FED TV Update

As 2009 begins FED TV technology may be closer. Field emission display monitors from Ikegami and Astrodesign have been displayed at both Inter BEE 2008 and IBC2008.

Astrodesign FED monitor
Astrodesign FED monitor

“Field emission displays will be the true replacement for high-grade CRT monitors according to Astrodesign, which is previewing a 20-inch FED monitor at IBC in comparison with a high-quality LCD.  “It is very similar to CRT because every pixel has its own beam. It creates a very natural look and the motion is very clear,” said Sales Executive Hiroyuki Kuwahara. However, like Ikegami, which also has an FED on show, it will be next year before the display can ship, because the production facility has to be built first, with prices likely to be in the region of Û20,000.” Quote and image from www.ibc.org

OLED TV and SED TV aren’t going to be available anytime soon at a realistic screen size at any price. Field Emission Technologies had announced FED TV production starting in 2009 but considering the recent economic unrest and the problem of financing for their factory acquisition, this may be optomistic.
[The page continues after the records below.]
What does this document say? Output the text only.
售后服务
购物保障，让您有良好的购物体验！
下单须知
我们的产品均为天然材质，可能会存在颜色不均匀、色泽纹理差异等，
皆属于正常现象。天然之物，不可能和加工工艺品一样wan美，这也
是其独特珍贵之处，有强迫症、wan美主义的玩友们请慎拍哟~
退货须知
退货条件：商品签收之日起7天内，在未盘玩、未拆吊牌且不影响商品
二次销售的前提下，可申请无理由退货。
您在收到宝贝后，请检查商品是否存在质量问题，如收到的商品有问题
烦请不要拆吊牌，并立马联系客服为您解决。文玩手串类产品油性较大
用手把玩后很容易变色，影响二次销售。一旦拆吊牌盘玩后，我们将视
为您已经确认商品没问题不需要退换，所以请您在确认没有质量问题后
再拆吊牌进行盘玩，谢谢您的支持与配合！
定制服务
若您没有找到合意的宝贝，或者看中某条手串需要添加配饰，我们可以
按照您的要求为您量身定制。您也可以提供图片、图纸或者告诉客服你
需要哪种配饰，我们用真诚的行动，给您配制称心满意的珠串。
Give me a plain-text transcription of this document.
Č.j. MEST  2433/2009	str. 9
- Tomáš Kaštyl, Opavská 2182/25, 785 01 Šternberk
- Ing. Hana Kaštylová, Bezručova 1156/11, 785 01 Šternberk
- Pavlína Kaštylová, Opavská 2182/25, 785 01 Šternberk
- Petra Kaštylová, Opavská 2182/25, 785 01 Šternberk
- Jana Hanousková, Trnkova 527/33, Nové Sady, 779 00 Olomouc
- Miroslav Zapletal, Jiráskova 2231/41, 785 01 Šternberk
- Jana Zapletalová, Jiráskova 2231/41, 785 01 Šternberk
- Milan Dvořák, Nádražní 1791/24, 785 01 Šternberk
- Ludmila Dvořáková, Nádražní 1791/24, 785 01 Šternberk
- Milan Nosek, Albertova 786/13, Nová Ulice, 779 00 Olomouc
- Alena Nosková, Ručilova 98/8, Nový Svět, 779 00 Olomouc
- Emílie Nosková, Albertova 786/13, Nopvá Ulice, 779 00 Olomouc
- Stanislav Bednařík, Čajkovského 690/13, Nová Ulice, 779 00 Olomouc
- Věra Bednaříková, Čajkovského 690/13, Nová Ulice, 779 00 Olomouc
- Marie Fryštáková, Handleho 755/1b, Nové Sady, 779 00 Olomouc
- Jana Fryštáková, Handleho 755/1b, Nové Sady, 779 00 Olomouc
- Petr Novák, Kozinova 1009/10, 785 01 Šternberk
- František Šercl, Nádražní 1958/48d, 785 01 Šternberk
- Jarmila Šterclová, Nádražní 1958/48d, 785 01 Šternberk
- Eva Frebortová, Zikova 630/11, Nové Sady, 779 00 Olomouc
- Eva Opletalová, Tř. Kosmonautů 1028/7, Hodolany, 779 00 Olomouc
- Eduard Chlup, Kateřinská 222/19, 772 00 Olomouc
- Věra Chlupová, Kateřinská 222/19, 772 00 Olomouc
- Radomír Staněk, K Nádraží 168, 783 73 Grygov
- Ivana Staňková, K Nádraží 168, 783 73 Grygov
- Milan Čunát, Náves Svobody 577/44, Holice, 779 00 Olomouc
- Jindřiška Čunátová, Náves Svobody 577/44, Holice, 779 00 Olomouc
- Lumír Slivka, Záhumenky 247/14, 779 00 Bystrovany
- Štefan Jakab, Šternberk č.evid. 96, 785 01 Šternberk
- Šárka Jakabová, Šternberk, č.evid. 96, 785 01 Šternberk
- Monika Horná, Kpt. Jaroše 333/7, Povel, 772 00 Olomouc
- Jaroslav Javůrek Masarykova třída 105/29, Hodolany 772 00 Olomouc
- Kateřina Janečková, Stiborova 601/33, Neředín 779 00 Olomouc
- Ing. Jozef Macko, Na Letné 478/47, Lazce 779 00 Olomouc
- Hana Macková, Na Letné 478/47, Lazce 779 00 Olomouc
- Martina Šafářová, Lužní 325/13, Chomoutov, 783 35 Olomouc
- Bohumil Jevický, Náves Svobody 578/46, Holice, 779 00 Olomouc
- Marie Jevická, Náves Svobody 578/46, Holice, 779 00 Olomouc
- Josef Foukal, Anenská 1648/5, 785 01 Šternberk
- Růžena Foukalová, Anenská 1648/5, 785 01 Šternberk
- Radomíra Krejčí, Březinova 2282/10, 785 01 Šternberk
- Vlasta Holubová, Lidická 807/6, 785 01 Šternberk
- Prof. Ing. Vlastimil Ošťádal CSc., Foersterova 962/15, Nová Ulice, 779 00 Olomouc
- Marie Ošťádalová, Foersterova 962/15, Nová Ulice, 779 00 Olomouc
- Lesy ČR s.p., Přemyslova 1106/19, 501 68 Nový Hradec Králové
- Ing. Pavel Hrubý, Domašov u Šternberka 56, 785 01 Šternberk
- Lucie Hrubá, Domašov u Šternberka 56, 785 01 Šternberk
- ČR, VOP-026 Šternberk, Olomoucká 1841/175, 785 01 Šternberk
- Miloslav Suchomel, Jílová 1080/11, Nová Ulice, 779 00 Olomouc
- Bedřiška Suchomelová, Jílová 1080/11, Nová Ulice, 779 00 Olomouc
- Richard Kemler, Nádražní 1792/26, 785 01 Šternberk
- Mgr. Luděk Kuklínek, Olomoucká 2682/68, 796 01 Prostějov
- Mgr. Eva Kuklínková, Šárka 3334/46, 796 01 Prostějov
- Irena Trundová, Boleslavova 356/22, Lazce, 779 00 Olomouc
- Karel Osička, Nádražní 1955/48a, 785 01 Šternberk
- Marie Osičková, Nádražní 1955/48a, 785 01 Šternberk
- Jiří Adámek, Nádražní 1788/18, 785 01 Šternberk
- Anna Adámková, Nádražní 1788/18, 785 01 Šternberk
Production of FED monitors may end up paving the way for consumer models to be delivered by 2010.

19″ FED Monitor Demonstration

Sony has been showing off a 19 inch FED (Field Emission Display) monitor from spin-off FET or Field Emission Technologies.

Not content with just showing a standard demo with a BluRay source, they’ve hooked up the 19″ FED monitor to 4 PS3’s at 4x 1080P playing Gran Turismo 5 Prologue.

Audiences were amazed by the lifelike quality of the images. There was no flicker whatsoever.

“The display used in this demonstration was the 19 inch nano-Spindt FED screen produced by FE Technologies, who is a company that has taken over the development of the FED technology that was being developed at Sony. This display contains over 10,000 electron sources called the nano-spindt emitter, per pixel. A fluorescent substance is exposed to the electrons from the emitters to produce light, and this format is very close to a cathode-ray tube in principle. The resulting view angle is wider in comparison to a LCD panel, and it shows superior performance when displaying moving images, with no blurring of the outline.”

FET also recently stated that they would have field emission monitors available starting next year for broadcast applications.